Step 3: Update Pipeline
- Import DatabaseStorageService in summary_pipeline.py
- Add database save after successful completion
- Test with a real video URL
Step 4: Update API
- Create new router for summary management
- Add endpoints for listing and retrieving
- Update main.py to include new router
Step 5: Test Integration
# Test frontend flow
curl -X POST http://localhost:8000/api/process \
-H "Content-Type: application/json" \
-d '{"video_url": "https://youtube.com/watch?v=test"}'
# Check CLI sees it
python3 backend/interactive_cli.py
# Choose option 2 (List Summaries)
Step 6: Frontend Updates
- Add history page using new API endpoints
- Update dashboard to show recent summaries
- Add search/filter capabilities
Benefits of This Integration
- Single Source of Truth: All summaries in one database
- Cross-Interface Visibility: Frontend and CLI see same data
- Better Analytics: Query across all summaries easily
- User Tracking: Associate summaries with users
- Search Capabilities: Full-text search across all summaries
- Audit Trail: Track creation source and timestamps
- Scalability: Easy to migrate to PostgreSQL later
Backward Compatibility
Option 1: Dual Storage (Recommended Initially)

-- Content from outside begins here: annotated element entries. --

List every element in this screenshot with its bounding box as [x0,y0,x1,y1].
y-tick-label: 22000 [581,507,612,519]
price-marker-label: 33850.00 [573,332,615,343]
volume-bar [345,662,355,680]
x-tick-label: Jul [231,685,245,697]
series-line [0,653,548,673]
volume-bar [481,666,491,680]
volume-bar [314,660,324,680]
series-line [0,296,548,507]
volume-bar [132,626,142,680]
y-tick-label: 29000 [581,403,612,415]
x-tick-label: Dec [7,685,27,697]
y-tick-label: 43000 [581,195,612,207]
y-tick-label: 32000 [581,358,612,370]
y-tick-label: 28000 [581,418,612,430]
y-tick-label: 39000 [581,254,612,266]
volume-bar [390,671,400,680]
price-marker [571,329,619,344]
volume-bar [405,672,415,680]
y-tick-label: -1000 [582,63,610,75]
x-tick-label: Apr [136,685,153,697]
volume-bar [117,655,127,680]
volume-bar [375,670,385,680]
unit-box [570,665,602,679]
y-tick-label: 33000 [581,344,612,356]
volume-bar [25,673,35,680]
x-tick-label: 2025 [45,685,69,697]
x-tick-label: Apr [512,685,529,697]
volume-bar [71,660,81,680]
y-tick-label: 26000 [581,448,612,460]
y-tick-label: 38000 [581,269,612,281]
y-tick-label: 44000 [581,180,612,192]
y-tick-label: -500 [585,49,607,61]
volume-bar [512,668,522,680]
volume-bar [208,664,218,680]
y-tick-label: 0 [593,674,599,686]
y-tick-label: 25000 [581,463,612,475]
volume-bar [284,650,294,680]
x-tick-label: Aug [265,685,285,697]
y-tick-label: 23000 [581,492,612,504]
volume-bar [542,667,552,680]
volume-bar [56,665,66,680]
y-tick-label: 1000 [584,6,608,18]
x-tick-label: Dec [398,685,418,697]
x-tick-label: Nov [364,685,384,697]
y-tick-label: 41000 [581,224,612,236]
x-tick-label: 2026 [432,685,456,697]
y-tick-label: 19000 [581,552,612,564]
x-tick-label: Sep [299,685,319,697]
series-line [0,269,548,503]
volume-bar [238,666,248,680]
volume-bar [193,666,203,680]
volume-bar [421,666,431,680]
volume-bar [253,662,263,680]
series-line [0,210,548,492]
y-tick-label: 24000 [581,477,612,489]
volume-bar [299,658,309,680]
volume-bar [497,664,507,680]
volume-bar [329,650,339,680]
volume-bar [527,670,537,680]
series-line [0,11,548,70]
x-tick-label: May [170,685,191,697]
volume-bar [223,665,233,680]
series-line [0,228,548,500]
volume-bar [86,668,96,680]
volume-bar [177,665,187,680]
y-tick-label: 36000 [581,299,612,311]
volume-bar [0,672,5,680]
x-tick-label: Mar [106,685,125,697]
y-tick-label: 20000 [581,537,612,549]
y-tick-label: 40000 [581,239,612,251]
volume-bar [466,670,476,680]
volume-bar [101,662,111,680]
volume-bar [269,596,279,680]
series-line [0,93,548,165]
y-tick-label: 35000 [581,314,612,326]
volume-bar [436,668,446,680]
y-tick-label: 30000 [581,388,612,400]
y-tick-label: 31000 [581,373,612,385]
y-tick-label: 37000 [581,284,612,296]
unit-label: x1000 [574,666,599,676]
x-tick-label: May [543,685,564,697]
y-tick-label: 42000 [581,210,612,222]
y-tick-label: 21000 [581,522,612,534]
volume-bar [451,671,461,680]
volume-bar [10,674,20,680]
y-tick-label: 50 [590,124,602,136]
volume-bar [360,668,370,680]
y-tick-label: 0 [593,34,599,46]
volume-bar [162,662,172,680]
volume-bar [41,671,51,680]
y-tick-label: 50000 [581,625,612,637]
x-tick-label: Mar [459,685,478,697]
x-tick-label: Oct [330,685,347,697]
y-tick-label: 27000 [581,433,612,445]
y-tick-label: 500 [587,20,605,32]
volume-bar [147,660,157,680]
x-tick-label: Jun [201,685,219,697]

- Keep file storage for existing integrations
- Write to both database and files
- Gradually deprecate file storage
Option 2: File Storage as Cache
- Database as primary storage
- Files for export/backup only
- Periodic sync from DB to files
Testing Plan
Unit Tests
def test_database_storage_service():
service = DatabaseStorageService()
result = create_mock_pipeline_result()
saved = service.save_summary_to_db(result)
assert saved.id is not None
assert saved.video_id == result.video_id
Integration Tests
def test_frontend_to_cli_flow():
# Create via API
response = client.post("/api/process", json={...})
job_id = response.json()["job_id"]
# Wait for completion
summary = wait_for_summary(job_id)
# Verify in database
db_summary = session.query(Summary).filter_by(
video_id=summary["video_id"]
).first()
assert db_summary is not None
Migration Timeline
| Phase | Task | Duration | Priority |
|---|---|---|---|
| 1 | Create DatabaseStorageService | 2 hours | High |
| 2 | Update SummaryPipeline | 1 hour | High |
| 3 | Add API endpoints | 2 hours | High |
| 4 | Test integration | 1 hour | High |
| 5 | Migrate existing data | 1 hour | Medium |
| 6 | Update frontend | 2 hours | Medium |
| 7 | Add search features | 2 hours | Low |
| 8 | Documentation | 1 hour | Medium |
Total Estimated Time: 8-12 hours for full implementation
Quick Win Implementation (2 hours)
For immediate results with minimal changes:
- Add one line to SummaryPipeline to save to database
- CLI automatically sees new summaries
- No frontend changes needed initially
# Quick fix in summary_pipeline.py
if result.status == "completed":
# Add this line
SummaryManager().save_summary(result.__dict__)
# Existing code continues...
This provides immediate integration while planning the full implementation.
Next Steps
- Review and approve this plan
- Create feature branch:
git checkout -b feature/unified-storage - Implement Phase 1 (DatabaseStorageService)
- Test with both frontend and CLI
- Gradually implement remaining phases
Questions to Consider
- Should we keep file storage for backward compatibility?
- Do we need user authentication before associating summaries?
- Should we add an admin interface for managing all summaries?
- What retention policy for old summaries?
- Should we add export/import capabilities?
This plan ensures that summaries created through any interface (Frontend, CLI, or API) are visible everywhere, providing a seamless user experience.